Shauna heard her voice coming through the recording.
“No, no, I’m okay. Really. Nerves. Mack deserves justice, and I want Austin in jail if he had anything to do with it. Let’s just get this over with.”
He clicked off the phone.
“You bugged my house?”
He nodded toward the dress. “Not all those beads are for decoration. I suspected something was up after you told me you talked to Butler, so I did some research and called a friend of mine who confirmed the FBI has a major sting going on tonight, but it was all hush-hush, no details, no location. It wasn’t hard to figure out after listening to you and Agent Hale that it was me who was going to be stung. Baseball. Now.”
Shauna walked slowly behind the bar and reached for the Babe Ruth baseball sitting next to the cash register. “Why didn’t your thugs take it when they killed Mack?”
“They were idiots. Gleason said it was fake, and Pete just left it. But after going through the bar and Mack’s apartment, it only made sense he would hide the data in that damn baseball.” He sneered. “You think I would date someone like you, a low-class trampy bitch, if I didn’t have a good reason? Mack was getting cold feet, and I needed you for leverage. Then you dumped me? Me? With my money and contacts? I knew you were flaky, your taste in men proved it. I can see the allure of Jason Butler, he’s an attractive sort and wealthy from a good family, but he got caught. Not very smart. But Sam Garcia? A low-class cop?”
“You’re not half the man Jason and Sam are,” Shauna said.
“Sticks and stones.” He looked at his watch. “One minute. We’d better leave or Mr. Butler will be fish bait.”
She clutched the baseball in her hand. She wanted to throw it and knock the gun out of his hand. She thought she might make it. Or hit him hard in the head. But she absolutely believed him when he said Amelia would kill Jason.
He held his hand out for the baseball.
“What’s in it?” she said as she reluctantly handed it to him.
“A code. A very important code.”
He motioned for her to exit the way they had come.
“You could have come tonight and got the ball yourself,” she said.
“I could. But then I wouldn’t have had as much fun, because I wouldn’t be able to kill you. Now move.”
#
The limo drove around the block twice and Sam realized the driver was waiting for Davis. He called John. “Where are you?”
“Here.”
“The black limo, license plate CH2, is circling. I think Jason and Shepherd are both in there. And a driver. I have an idea, but we don’t have much time.”
“Give it to me.”
“Pull him over, quietly, but you have to do it before he gets back to Dooley’s.”
“Are you sure about this?”
“You want Amelia to turn state’s evidence? This is the time to do it. As soon as Austin gets Shauna back into that car, she and Jason are both as good as dead, and you know it.”
“I see it, on First Street. We got it.”
“I’ll meet you there.”
He ran down the block, trying not to bump into the hordes of people walking up and down the historic sidewalks.
John had already flashed his grill lights on the limo. He and Hooper were approaching the vehicle, guns drawn. Hooper opened the driver’s door and the driver gave up without any struggle. Hooper cuffed him as Sam arrived.
Hooper called into the back of the car. “Amelia Shepherd, come out with your hands up.”
Silence.
“Shepherd! I’m giving you thirty seconds!”
Silence.
Was Sam wrong? He glanced at John. Maybe Jason and Shepherd weren’t in the back of the limo.
Then Hooper’s cell phone rang. He answered and Sam leaned over and listened.
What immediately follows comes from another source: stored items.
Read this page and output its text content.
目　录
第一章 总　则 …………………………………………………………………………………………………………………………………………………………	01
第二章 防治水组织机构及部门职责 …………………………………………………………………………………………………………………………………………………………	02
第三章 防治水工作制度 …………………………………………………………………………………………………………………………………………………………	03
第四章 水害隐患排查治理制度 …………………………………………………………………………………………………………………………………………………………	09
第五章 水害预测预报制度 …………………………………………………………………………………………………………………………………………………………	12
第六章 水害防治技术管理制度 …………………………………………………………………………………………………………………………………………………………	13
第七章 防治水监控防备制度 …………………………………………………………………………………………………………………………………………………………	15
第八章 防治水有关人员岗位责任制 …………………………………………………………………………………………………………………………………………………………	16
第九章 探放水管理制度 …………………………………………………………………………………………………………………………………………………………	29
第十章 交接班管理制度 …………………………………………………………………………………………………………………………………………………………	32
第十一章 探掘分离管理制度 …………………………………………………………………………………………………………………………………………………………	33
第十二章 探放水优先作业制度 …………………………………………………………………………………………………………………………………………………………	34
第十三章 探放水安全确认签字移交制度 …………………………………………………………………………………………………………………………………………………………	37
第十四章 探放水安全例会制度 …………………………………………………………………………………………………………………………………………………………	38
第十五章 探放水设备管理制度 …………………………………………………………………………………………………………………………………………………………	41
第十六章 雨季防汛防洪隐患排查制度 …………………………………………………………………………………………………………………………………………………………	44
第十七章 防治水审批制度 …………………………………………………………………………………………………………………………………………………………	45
“It’s Jason. She wants immunity.”
“I can work on that,” Hooper said. “But I need her out of the limo now.”
A moment later, the door opened. Amelia Shepherd came out with her hands up. John cuffed her and put her in the back of his car. He pulled over a beat cop to watch her.
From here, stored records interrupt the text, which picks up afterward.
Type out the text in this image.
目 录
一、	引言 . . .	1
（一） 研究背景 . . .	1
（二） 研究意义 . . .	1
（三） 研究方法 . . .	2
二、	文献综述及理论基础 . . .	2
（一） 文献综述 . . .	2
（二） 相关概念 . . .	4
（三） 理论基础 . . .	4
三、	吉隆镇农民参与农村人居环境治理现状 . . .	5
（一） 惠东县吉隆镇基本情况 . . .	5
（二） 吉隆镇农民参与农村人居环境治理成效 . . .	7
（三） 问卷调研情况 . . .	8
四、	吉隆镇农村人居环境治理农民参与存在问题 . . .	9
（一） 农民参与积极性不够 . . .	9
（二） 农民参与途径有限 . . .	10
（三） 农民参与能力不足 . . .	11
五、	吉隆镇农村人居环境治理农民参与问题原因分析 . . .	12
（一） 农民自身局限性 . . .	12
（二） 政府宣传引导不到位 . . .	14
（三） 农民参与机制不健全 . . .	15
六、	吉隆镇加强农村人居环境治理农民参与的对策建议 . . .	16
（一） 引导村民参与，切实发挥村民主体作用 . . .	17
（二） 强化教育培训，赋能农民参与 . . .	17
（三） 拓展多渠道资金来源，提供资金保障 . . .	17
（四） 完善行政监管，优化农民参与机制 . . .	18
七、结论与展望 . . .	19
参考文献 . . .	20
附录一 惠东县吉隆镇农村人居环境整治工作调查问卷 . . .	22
Sam looked into the limo. Jason was tied up and lying on the floor. He said, “We’re already late picking Davis and Shauna up. Hurry!”
Sam took the cap off the driver and put it on. He got behind the wheel. Hooper began to untie Jason, but he said, “Just get in. He’ll kill her. He has a back-up plan. I just don’t know what it is.”
#
Shauna had no choice but to obey Austin—though she didn’t stop looking for a way out. The main problem was that he had a gun—he could shoot her, as well as innocent people who walked around the quaint historic area, oblivious to Shauna’s predicament.